Wie lernen Kinder einen gesunden Umgang mit dem Internet?
Diese Frage stand bei der Online-Tagung „Suchtverhalten im Internet“ am 21. November 2024 im Fokus. Die Veranstaltung war Teil des „Aktionsplans zum Umgang mit Suchtverhalten im Internet“, den der Gesundheitsfonds Steiermark koordiniert.

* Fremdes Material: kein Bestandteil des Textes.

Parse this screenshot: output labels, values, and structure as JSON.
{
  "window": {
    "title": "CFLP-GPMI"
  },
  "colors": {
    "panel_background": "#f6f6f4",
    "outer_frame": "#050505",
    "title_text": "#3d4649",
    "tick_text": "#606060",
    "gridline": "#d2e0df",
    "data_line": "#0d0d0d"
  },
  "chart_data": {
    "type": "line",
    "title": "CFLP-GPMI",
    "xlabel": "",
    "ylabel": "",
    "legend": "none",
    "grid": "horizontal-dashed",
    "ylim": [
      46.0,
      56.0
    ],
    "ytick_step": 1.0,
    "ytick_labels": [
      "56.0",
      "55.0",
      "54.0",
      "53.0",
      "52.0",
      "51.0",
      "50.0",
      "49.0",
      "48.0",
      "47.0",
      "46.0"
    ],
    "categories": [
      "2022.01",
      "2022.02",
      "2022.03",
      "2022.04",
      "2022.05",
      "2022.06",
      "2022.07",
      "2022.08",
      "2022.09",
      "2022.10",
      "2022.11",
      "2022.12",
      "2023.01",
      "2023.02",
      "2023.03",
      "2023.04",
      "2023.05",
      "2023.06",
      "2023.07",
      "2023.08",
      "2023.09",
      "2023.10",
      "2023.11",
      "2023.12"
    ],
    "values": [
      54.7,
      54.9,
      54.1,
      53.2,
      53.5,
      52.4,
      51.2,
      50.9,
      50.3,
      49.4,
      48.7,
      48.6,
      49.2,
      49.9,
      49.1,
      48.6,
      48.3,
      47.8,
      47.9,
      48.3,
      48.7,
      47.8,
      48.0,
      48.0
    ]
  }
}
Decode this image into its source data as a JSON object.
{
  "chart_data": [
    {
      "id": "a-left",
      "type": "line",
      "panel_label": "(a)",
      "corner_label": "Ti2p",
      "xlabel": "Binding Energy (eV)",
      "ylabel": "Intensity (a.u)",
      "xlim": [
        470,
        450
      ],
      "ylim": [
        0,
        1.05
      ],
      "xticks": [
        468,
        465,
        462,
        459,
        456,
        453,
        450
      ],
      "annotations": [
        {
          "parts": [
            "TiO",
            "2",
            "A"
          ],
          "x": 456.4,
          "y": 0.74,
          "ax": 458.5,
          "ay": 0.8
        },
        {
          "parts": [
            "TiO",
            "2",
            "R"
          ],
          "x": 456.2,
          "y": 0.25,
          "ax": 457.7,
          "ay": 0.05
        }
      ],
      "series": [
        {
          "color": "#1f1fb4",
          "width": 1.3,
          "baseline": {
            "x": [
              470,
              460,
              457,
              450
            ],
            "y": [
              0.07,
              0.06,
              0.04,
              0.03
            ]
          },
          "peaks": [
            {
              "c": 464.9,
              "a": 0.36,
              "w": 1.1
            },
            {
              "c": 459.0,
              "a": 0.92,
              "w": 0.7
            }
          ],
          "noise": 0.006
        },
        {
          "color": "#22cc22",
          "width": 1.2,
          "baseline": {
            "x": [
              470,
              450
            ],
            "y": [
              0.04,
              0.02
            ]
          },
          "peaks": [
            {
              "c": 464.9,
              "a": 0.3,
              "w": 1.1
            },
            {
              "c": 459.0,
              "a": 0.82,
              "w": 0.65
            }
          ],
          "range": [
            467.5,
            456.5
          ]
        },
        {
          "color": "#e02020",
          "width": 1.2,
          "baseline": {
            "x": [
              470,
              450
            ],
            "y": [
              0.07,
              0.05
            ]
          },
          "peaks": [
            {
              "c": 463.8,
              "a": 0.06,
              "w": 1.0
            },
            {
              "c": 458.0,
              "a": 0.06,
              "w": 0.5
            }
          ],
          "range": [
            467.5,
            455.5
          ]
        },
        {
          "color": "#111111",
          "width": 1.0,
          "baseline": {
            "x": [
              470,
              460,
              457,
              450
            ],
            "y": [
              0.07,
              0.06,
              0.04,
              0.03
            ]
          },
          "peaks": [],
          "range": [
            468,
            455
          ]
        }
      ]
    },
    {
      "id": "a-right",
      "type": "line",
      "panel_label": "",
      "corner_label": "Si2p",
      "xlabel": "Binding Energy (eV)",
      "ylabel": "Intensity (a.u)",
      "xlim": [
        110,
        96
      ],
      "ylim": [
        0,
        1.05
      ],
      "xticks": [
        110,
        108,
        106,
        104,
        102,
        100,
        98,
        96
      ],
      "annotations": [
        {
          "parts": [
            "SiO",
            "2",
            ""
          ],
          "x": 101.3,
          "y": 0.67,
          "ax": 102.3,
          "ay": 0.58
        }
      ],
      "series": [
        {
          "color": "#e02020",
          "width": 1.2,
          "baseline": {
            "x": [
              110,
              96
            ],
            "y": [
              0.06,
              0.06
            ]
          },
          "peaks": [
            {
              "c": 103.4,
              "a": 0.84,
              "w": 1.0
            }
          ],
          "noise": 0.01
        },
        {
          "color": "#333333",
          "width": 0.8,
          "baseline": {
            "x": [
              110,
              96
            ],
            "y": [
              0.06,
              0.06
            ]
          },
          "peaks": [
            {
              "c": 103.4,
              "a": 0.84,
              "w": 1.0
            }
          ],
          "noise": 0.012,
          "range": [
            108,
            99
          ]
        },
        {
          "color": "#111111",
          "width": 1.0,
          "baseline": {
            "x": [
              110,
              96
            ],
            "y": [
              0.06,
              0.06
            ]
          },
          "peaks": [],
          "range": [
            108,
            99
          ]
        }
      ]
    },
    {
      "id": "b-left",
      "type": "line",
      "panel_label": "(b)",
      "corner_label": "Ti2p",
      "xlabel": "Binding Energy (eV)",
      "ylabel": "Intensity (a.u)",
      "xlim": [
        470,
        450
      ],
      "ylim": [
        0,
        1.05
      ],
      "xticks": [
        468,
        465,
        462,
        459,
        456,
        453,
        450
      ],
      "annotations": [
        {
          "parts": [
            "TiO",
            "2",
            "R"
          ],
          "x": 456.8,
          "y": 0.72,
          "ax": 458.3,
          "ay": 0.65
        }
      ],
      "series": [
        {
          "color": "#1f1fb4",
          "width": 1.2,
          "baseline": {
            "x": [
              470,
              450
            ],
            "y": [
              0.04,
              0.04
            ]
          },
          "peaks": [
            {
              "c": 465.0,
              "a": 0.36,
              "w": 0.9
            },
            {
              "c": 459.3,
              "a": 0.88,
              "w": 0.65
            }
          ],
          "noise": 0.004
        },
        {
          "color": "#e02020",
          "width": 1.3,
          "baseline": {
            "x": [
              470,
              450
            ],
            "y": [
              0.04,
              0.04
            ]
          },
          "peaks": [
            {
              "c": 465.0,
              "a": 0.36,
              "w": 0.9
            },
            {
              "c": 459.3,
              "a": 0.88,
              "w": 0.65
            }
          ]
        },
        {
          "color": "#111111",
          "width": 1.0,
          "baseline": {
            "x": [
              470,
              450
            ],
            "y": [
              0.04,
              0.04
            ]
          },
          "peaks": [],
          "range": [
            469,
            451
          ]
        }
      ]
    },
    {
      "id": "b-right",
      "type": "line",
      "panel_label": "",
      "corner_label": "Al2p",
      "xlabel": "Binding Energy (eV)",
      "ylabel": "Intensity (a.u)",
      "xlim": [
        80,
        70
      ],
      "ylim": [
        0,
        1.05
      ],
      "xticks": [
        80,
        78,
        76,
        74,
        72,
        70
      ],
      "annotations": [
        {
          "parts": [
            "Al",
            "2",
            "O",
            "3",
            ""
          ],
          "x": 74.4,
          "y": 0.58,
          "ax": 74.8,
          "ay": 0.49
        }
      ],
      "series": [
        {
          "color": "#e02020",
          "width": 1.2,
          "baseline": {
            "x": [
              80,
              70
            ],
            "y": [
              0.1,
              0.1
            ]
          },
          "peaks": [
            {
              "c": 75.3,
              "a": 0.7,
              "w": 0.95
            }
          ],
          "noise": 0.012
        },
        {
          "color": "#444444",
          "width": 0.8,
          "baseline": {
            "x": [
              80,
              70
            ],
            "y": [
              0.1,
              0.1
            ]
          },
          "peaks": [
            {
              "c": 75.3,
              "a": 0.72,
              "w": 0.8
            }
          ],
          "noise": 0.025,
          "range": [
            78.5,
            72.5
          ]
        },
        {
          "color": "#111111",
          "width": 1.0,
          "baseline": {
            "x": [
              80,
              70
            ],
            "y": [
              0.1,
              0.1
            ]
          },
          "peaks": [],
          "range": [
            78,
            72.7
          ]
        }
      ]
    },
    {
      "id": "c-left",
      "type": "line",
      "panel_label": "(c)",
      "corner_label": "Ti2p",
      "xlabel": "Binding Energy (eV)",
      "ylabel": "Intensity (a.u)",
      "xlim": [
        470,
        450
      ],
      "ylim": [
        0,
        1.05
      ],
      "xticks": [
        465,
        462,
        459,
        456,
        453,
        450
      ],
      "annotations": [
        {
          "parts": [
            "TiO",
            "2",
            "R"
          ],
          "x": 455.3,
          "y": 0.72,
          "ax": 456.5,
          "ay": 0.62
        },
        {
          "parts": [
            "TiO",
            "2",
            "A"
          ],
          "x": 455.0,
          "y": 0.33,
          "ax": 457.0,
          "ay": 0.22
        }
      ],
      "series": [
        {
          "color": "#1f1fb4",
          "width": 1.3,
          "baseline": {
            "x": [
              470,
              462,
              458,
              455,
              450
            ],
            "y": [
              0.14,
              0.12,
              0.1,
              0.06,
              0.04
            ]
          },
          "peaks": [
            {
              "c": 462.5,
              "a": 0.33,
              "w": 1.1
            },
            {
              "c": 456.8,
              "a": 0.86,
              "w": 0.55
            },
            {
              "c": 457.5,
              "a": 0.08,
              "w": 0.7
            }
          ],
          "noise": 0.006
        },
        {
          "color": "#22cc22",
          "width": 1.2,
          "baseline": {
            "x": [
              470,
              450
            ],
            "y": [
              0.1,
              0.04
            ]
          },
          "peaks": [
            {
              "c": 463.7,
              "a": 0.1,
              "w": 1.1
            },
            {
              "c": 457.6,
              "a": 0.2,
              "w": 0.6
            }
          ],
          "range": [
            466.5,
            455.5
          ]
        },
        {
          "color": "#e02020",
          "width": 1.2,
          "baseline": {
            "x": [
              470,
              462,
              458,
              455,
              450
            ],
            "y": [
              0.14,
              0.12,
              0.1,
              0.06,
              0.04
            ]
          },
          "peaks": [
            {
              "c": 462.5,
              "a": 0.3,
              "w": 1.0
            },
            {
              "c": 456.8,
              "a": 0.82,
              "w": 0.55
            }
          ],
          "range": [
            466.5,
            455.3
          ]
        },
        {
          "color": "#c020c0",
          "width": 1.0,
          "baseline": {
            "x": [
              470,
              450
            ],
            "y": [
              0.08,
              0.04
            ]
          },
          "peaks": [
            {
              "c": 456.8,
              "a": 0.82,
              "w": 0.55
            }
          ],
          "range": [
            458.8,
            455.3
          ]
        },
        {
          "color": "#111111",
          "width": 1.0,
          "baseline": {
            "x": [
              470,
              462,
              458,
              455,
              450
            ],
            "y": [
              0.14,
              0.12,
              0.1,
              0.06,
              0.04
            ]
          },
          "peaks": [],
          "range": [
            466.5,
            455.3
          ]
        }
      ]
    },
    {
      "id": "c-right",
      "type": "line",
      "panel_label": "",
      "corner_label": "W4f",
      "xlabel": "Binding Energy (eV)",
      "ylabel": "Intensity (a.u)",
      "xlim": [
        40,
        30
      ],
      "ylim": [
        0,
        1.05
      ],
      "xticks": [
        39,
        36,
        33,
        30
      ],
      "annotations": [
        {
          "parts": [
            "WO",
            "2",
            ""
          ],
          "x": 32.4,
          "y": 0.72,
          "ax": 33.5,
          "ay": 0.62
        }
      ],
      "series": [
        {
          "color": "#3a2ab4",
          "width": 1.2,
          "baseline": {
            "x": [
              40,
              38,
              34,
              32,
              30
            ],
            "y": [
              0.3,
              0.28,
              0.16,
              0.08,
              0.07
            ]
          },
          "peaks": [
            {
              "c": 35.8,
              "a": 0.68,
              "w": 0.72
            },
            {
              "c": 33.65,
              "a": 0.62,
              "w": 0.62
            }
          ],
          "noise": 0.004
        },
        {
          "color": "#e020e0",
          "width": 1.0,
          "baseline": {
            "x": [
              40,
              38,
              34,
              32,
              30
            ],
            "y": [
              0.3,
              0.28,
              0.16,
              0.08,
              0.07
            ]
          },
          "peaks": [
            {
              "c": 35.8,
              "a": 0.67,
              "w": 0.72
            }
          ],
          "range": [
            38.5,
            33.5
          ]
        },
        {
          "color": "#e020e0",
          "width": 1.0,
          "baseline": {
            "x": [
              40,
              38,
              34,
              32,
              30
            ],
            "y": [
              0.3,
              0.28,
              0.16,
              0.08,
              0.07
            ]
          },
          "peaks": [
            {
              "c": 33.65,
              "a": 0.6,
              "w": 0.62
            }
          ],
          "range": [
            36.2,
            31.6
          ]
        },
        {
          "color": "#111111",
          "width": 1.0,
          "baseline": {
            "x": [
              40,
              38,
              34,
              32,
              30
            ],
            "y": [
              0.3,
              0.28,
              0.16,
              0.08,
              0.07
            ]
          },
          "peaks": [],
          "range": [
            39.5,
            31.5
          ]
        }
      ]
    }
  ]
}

Veranstaltet wurde die Online-Tagung von VIVID – Fachstelle für Suchtprävention. Präventions-Expertin Isabella Kranacher von VIVID stellte fünf Ansätze vor, mit denen Eltern ihre Kinder bei einem gesunden Umgang mit Smartphone, Internet und Co. unterstützen können.
1. Vorbild sein
Kinder orientieren sich mit ihrem Verhalten sehr stark an den Eltern. Kranacher empfiehlt Erwachsenen daher, „den eigenen Umgang mit dem Handy und dem Internet zu reflektieren und bewusst zu gestalten“.
2. Interesse zeigen
Wichtig ist für Eltern auch, mit den Kindern und Jugendlichen wertschätzend über das Thema zu sprechen. „Und das nicht erst dann, wenn es Probleme gibt“, betont Kranacher. „Das Internet ist Teil der Lebenswelt von Kindern und sollte nicht per se schlechtgeredet werden.“ Sie empfiehlt Eltern, das Thema ganz offen anzusprechen und dabei auf das Aufregende, die Beweggründe und die konkreten Erlebnisse einzugehen.
So bitte nicht. Alleine sollten Kleinkinder nicht das Internet nutzen. Und im Schlafzimmer ist es generell besser, auf digitale Geräte zu verzichten.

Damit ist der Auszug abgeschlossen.